Ce que raconte en effet Propriété privée, de Paris à cette lointaine banlieue en passant par Bagnolet, c’est la ségrégation urbaine d’aujourd’hui, c’est l’écart que nous cherchons parmi ceux qui nous ressemblent, c’est aussi, avec le projet Place des fêtes, la façon dont la capitale se défait de sa population la plus modeste, se transforme en parc vert ou verdâtre, c’est selon. L’agent immobilier du roman est l’un de ces « winners » qu’on nous propose comme modèle. Or il vend en centre-ville des caves et rez-de-chaussée habitables en face du RER : « un souplex […] dans un immeuble dont les parties communes tombaient en ruine et le toit prenait l’eau.

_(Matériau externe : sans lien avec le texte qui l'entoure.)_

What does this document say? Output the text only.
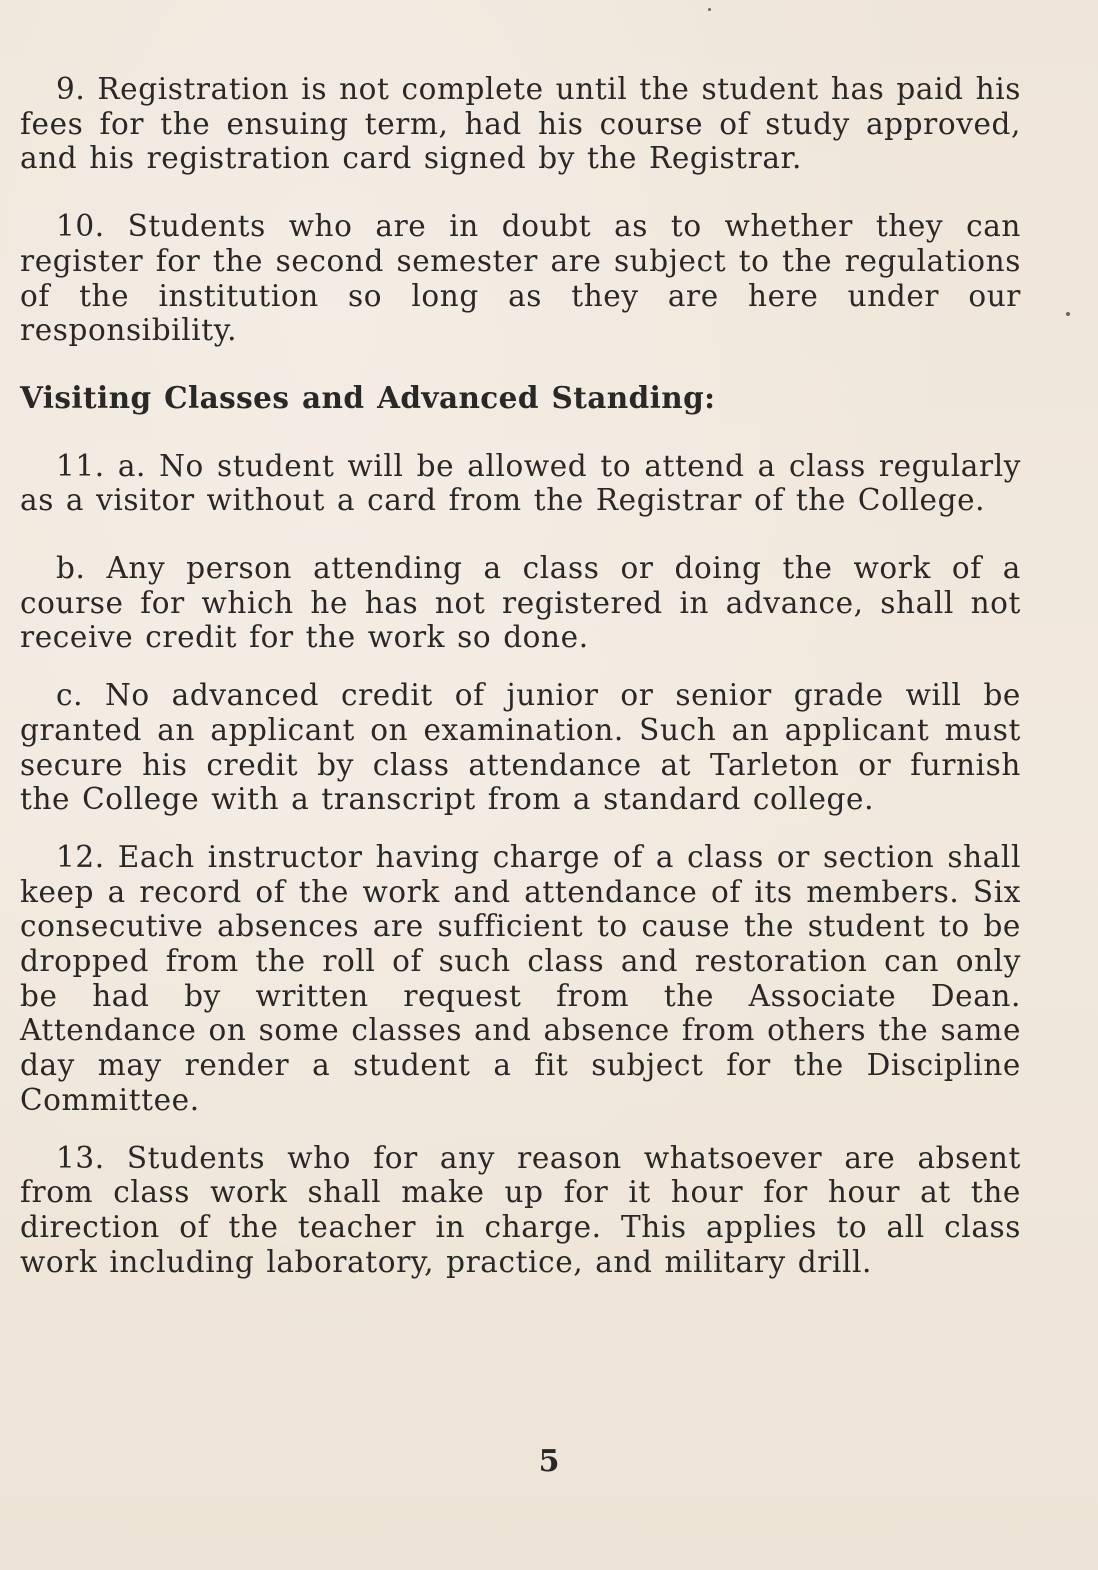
9. Registration is not complete until the student has paid his fees for the ensuing term, had his course of study approved, and his registration card signed by the Registrar.

10. Students who are in doubt as to whether they can register for the second semester are subject to the regulations of the institution so long as they are here under our responsibility.

Visiting Classes and Advanced Standing:

11. a. No student will be allowed to attend a class regularly as a visitor without a card from the Registrar of the College.

b. Any person attending a class or doing the work of a course for which he has not registered in advance, shall not receive credit for the work so done.

c. No advanced credit of junior or senior grade will be granted an applicant on examination. Such an applicant must secure his credit by class attendance at Tarleton or furnish the College with a transcript from a standard college.

12. Each instructor having charge of a class or section shall keep a record of the work and attendance of its members. Six consecutive absences are sufficient to cause the student to be dropped from the roll of such class and restoration can only be had by written request from the Associate Dean. Attendance on some classes and absence from others the same day may render a student a fit subject for the Discipline Committee.

13. Students who for any reason whatsoever are absent from class work shall make up for it hour for hour at the direction of the teacher in charge. This applies to all class work including laboratory, practice, and military drill.

5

C’était une vente inespérée, mais l’acheteur comptait rentabiliser son investissement en louant à des travailleurs immigrés ». Travailleurs qui déchargent du matériel pour bétonner une terrasse, et dont Eva dit : « Peut-être songeaient-ils, vibrant au rythme de leur machine, qu’ils s’étaient bien fait avoir en traversant la Méditerranée. Peut-être estimaient-ils, à l’inverse, qu’ils se trouvaient mieux ici. Et peut-être qu’ils ne pensaient rien, transformés en simples prolongements de leur machine ».

Au-delà de la cruauté qui traverse ces pages, du sourire que cela fait naître, on éprouve une forme de tristesse devant ce qui constitue une peinture hyperréaliste de notre époque. Rêver d’un ailleurs proche et paisible, de valeurs qui se veulent positives, ne va pas de soi. La phrase acérée de Julia Deck le dit sans détour.